Un timing parfait
« Certains n’ont pas hésité à accuser la Fed de retarder une baisse des taux d’intérêt qui aurait dû intervenir plus tôt, plaidant pour une réduction de 50 points de base lors de la réunion des 17 et 18 septembre, au lieu de la réduction de 25 points de base prévue par le consensus Bloomberg. Nous pensons toutefois que cette interprétation est incorrecte », souligne Michele Sansone, directeur national de Tradeo. Selon les dernières données du Bureau américain des statistiques du travail, 818 000 emplois de moins que prévu ont été créés aux États-Unis entre avril 2023 et mars 2024.
« Les données sur l’emploi aux États-Unis font souvent l’objet de révisions importantes. Une baisse de 800 000 emplois par rapport à l’estimation initiale peut sembler importante, mais elle ne l’est pas tant que cela si on la compare aux années précédentes. De plus, il faut éviter de surinterpréter ce chiffre car l’estimation finale, qui peut différer de celle publiée récemment, ne sera pas publiée avant février 2025. »

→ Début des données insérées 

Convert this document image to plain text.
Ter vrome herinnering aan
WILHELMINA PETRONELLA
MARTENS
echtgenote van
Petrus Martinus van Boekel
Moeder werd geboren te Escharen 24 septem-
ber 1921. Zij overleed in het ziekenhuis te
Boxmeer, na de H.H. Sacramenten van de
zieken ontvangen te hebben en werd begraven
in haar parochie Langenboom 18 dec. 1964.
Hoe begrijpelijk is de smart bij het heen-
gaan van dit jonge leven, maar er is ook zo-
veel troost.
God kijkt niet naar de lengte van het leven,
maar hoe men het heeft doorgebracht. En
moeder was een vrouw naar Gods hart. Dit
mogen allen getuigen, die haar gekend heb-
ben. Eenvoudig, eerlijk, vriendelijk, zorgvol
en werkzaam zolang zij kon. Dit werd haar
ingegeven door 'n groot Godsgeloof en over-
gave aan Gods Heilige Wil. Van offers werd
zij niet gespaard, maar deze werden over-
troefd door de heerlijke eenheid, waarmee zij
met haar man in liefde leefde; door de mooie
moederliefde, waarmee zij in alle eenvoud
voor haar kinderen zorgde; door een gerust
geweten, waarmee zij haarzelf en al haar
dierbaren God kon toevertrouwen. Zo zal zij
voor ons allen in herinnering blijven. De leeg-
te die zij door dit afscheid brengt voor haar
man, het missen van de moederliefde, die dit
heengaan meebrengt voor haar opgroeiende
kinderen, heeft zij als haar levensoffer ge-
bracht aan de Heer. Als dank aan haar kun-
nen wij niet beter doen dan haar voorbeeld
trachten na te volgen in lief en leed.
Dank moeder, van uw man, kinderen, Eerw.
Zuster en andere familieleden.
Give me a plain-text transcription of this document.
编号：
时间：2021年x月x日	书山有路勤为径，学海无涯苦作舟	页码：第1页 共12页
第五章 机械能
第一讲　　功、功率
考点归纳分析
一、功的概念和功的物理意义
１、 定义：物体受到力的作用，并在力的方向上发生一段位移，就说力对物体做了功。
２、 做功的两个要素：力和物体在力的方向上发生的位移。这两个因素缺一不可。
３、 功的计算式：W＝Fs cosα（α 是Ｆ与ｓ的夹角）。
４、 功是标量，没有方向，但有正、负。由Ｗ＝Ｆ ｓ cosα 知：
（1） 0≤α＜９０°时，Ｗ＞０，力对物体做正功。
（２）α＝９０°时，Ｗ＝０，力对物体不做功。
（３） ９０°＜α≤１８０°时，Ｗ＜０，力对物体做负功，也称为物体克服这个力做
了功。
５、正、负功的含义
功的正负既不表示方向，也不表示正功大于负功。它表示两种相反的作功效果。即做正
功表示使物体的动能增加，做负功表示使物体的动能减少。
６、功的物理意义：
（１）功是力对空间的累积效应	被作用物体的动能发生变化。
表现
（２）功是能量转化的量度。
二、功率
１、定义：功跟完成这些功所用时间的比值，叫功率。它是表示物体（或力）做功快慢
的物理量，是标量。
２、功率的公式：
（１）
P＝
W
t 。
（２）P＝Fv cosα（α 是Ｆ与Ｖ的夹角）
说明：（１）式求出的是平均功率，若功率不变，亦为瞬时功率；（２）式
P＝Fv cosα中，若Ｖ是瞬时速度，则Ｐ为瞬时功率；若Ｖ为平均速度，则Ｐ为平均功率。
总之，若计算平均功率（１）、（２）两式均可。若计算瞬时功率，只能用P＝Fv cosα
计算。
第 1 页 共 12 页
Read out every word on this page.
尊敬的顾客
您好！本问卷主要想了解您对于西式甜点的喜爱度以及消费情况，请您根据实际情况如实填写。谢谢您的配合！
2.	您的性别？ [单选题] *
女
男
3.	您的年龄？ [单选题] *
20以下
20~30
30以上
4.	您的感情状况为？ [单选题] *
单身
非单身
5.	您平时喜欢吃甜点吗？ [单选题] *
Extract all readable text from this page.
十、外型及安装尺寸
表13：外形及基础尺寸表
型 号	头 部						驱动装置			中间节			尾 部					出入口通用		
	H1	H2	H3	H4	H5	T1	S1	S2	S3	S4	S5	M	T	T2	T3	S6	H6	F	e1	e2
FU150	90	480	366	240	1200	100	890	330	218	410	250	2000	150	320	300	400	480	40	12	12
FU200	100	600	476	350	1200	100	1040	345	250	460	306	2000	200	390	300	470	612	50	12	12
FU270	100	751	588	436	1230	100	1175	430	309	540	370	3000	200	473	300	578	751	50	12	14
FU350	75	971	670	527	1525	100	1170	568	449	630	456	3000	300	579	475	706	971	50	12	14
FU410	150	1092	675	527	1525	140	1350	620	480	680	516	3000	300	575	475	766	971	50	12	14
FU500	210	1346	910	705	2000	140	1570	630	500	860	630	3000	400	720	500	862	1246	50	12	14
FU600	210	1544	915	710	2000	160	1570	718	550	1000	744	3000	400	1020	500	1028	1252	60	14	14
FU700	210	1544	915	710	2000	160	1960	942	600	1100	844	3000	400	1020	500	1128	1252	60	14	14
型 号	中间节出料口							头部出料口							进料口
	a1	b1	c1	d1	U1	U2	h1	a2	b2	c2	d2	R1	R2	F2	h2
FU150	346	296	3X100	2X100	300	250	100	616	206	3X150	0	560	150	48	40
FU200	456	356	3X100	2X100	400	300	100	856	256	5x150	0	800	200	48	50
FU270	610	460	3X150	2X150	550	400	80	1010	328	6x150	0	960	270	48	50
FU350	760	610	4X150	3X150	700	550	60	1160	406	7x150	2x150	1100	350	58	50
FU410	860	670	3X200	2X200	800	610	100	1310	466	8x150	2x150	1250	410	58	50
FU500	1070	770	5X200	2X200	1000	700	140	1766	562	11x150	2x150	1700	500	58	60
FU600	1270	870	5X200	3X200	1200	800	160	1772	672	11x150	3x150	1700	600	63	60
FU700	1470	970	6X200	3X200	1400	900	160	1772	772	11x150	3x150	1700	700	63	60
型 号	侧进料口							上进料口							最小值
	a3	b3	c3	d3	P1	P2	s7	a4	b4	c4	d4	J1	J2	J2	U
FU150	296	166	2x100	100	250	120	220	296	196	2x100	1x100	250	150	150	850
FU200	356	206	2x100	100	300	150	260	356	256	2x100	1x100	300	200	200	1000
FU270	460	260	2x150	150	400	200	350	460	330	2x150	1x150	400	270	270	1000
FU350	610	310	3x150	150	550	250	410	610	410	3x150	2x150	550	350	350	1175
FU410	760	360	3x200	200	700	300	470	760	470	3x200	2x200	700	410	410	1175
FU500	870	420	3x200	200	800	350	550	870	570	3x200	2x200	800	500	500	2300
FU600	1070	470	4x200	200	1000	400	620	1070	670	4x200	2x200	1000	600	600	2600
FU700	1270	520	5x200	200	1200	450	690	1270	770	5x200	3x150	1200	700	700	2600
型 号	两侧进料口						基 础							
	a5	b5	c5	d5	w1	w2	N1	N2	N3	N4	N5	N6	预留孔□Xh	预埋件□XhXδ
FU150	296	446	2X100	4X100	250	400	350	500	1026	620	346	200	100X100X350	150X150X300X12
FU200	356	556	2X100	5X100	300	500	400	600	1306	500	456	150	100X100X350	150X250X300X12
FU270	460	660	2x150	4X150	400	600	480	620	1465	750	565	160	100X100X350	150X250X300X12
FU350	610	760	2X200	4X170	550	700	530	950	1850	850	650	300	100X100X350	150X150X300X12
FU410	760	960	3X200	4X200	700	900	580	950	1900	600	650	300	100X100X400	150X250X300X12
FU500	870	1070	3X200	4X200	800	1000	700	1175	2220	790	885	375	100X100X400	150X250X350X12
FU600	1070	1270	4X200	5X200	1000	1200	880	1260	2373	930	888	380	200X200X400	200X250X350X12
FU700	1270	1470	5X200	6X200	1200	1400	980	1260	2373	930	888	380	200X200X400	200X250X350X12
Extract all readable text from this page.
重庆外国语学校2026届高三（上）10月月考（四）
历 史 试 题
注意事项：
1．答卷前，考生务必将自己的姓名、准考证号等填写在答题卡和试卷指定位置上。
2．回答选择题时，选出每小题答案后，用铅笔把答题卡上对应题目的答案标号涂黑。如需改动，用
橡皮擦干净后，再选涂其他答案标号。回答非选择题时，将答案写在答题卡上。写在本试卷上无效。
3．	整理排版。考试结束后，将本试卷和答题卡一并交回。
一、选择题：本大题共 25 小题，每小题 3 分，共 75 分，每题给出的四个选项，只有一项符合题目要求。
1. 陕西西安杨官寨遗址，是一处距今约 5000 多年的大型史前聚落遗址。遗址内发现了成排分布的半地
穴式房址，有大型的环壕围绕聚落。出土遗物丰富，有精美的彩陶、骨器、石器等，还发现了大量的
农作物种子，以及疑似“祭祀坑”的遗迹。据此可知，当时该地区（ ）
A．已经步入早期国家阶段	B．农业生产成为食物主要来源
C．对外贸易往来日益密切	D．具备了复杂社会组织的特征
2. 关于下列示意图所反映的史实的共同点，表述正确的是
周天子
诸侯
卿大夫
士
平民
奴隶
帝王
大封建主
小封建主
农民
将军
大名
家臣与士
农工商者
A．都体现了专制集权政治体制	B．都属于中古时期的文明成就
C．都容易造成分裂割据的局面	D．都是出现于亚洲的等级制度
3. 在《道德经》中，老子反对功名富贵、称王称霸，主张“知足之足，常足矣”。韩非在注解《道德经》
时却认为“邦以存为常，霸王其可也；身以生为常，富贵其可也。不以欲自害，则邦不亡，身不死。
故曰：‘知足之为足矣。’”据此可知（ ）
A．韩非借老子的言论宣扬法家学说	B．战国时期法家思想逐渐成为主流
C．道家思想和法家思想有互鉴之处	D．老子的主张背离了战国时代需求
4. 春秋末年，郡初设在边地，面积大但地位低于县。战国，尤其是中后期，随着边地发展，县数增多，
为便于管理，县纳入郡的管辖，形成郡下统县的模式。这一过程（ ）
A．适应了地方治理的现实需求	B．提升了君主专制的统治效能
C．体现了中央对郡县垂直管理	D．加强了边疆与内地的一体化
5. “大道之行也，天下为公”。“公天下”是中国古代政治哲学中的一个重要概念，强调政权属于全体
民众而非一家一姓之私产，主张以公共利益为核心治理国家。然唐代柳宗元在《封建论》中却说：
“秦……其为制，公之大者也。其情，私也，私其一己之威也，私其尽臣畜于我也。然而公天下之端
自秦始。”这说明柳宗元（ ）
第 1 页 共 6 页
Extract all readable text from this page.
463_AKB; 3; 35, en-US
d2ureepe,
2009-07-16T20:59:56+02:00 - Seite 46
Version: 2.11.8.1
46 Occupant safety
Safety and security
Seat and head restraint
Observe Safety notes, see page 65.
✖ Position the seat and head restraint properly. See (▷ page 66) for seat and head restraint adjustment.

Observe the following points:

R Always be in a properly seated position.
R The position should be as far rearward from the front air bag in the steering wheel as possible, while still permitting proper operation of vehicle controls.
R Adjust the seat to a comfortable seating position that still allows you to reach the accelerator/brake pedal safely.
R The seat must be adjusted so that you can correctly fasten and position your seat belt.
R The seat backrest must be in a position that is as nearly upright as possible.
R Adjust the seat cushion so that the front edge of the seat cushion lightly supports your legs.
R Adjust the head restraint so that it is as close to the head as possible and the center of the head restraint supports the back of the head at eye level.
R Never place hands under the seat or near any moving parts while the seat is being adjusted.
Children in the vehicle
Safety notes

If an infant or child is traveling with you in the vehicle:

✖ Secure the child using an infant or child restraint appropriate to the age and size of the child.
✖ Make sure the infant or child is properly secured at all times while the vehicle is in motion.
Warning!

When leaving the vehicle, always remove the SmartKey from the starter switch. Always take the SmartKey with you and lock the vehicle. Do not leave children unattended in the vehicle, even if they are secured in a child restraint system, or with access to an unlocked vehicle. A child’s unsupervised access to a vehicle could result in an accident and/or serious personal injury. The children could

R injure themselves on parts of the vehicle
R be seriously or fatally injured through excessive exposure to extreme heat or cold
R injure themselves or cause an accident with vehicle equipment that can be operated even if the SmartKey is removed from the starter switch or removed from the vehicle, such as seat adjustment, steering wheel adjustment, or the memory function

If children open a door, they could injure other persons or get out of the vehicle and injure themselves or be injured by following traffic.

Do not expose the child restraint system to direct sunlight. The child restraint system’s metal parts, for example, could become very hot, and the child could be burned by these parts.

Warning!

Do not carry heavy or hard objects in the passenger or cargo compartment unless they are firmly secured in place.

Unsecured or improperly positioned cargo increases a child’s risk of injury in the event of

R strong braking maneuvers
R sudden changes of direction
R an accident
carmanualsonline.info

Si l’on considère ces données dans une perspective plus large, avec d’autres indicateurs tels que les réservations d’hôtels ou de spectacles, il est clair que l’économie reste forte. Elle ralentit peut-être, mais les consommateurs américains continuent de dépenser à un rythme soutenu. « Les plans de la Fed sont donc parfaitement en ligne : ni trop tôt, ni trop tard. Il n’y a pas lieu de se précipiter : nous pensons qu’une réduction de 25 points de base en septembre est parfaite », estime M. Samson.
BCE : trop peu, trop tard ?
Dans la zone euro, cependant, la croissance ne parvient toujours pas à dépasser 1 %. Pourquoi ? La politique monétaire n’est pas assez conciliante, selon M. Samson. « Si l’on considère la situation économique européenne, nous pensons qu’une baisse de taux de 50 points de base en septembre serait préférable à la baisse de 25 points de base initialement prévue », souligne l’expert. Comment expliquer alors la récente appréciation de l’euro ?
On en a beaucoup parlé ces dernières semaines : regain d’optimisme des investisseurs sur la croissance de la zone euro, anticipation d’une baisse des taux de la Fed. En réalité, « la baisse des rendements obligataires américains est le principal moteur de l’appréciation de la paire euro/dollar. Cela incite les investisseurs à délaisser le dollar au profit d’autres devises, comme l’euro. Toutefois, il n’est pas certain que ce phénomène perdure. L’écart économique structurel entre la zone euro et les États-Unis est un facteur à long terme qui pourrait peser sur la monnaie européenne », indique M. Sansone.
La Banque du Japon enfin parmi les plus performantes
Quant au Japon, il est en train de redevenir une économie saine. L’inflation est revenue depuis 2022, les salaires ont fortement augmenté – avec une hausse négociée de 5,3 % au printemps 2024 – et le marché boursier s’est redressé. C’est enfin la fin de la déflation. « Bien que le vieillissement de la population et la dette astronomique du Japon restent des problèmes structurels, l’économie semble de nouveau sur les rails.
Les augmentations de salaires ont stimulé la consommation, réduit l’attitude d’épargne et les investissements des entreprises ont augmenté de manière significative. Un cycle vertueux est en train de se mettre en place », poursuit M. Sansone.
« Le rôle de la Banque du Japon est maintenant de consolider la trajectoire économique du pays. Une nouvelle hausse des taux est certainement nécessaire », prédit l’expert. Elle ne se produira probablement pas ce mois-ci, mais plutôt au quatrième trimestre, avec une augmentation de 10 points de base. Ce mouvement est soutenu par l’ensemble de la classe politique, y compris Shinjiro Koizumi, qui pourrait devenir le prochain premier ministre du Japon à l’issue des élections internes du Parti libéral-démocrate prévues le 27 septembre.